The glorious white marble monument was built by Mughal emperor Shah Jahan after the death of Mumtaz Mahal, his beloved consort. The city, known for over 2,000 years by its present name, experienced its glory days between 1526 and 1658, when it held the prized position of capital of the mighty Mughal Empire.
Agra was first mentioned in an ancient Hindu script, the Mahabharata, and was later referred to by the Roman geographer and astronomer Ptolemy, with the first written records of Agra dating from the 11th century. Prior to the 16th century, the city was held by a succession of Hindu and Muslim rulers until finally, under the rule of Sultan Sikandar Lodi of Delhi, it gained importance as the new capital of the region, replacing Delhi by the sultan's order.
By 1526, its new prominence had attracted the attention of Mughal emperor Babur, who overthrew the Delhi ruler at the first battle of Panipat and ended the Lodi Dynasty. Immediately, Agra was appointed as the capital of the Mughal Empire and the residence of its imperial dynasty, with magnificent palaces, temples, mansions, forts, glorious gardens and monuments erected over the following 120 years.
The Mughal Years
Three great Mughal emperors, Shah Akbar, Shah Jahangir and Shah Jahan, the latter the greatest of the three, reigned in Agra, which was known as Akbarabad during the Mughal period. The history of the three Agra reigns is easily traced today, due to the breathtaking buildings serving as the rulers' legacy to the world. The dynasty's founder, Babur, began the beautification of the capital with Aram Bagh, a formal Persian garden set along the river banks.

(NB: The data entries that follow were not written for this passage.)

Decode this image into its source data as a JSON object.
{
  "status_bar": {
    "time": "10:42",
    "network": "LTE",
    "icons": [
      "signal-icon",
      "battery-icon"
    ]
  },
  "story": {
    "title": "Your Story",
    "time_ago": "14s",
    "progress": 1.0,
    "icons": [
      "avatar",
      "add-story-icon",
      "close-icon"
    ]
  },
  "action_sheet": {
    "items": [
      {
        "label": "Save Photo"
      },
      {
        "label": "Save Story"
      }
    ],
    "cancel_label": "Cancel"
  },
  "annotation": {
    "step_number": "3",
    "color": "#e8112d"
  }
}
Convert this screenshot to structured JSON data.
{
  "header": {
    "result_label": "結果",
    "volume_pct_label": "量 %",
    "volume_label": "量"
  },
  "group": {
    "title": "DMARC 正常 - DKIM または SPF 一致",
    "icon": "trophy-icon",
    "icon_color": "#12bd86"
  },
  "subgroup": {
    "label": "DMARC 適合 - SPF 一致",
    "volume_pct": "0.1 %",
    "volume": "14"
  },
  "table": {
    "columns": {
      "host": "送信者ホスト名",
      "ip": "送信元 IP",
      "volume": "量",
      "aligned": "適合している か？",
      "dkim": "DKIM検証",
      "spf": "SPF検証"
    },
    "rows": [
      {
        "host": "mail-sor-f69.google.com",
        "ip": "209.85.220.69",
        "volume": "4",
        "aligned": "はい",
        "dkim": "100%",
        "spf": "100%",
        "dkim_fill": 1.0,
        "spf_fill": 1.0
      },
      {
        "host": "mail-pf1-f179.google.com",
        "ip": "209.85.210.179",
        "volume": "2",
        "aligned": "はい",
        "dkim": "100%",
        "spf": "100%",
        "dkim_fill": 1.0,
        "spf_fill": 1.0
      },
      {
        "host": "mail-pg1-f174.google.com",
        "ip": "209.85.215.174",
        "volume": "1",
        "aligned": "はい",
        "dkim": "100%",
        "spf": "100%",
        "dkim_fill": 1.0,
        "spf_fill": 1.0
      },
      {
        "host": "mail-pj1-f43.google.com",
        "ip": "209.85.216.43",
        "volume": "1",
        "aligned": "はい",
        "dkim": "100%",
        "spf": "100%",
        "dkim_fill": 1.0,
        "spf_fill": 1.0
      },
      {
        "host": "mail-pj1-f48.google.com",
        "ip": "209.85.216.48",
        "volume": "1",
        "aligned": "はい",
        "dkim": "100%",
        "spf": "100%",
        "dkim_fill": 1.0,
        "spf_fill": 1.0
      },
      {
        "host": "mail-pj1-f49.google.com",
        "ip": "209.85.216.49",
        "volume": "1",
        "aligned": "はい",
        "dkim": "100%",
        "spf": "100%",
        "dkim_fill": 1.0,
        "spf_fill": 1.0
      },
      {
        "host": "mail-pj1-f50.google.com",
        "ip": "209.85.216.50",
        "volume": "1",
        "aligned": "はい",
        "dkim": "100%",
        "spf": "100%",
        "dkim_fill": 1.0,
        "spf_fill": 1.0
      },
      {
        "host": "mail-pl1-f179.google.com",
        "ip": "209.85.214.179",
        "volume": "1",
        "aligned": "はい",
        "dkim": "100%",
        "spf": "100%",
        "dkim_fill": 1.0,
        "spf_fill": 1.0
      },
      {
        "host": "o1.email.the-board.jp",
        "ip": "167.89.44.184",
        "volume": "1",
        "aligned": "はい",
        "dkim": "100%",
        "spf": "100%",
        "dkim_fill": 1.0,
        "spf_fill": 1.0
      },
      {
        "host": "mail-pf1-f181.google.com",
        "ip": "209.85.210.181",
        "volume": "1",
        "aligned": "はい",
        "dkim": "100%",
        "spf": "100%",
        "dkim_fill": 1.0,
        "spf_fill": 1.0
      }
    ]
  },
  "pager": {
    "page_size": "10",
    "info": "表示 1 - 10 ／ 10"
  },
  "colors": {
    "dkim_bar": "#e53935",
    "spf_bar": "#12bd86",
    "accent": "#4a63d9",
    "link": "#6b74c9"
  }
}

Shah Akbar commissioned the massive Red Fort, as well as many centres of learning, arts and religion, and a new city set on Agra's outskirts. Shah Jahangir, Akbar's son, created more gardens inside the vast walled Red Fort's grounds, and Shah Jahan's love of architecture and his consort produced the greatest treasure of all, the Taj Mahal, which was completed in 1653.
The 19th Century
By the beginning of the 19th century, the great empire had fallen, leaving only its architectural glories as a reminder. The British Raj took over in 1803, establishing its Presidency in 1835, just before the Great Famine struck in 1837. In 1857, two Agra regiments of the Indian Army joined the Indian Rebellion and marched to Delhi, and a mob ran riot around the city's streets. Subsequently, Agra remained in British hands until the independence of India was declared in 1947.
The 20th Century and Onwards
By the second half of the 20th century, Agra had gained fame and fortune as a world tourist destination for its history and magnificent structures, three of which - the Taj Mahal, the Red Fort and the abandoned settlement of Fatehpur Sikri - are now UNESCO listed. Nowadays, the city is a major manufacturing hub, but still depends on tourism for much of its income.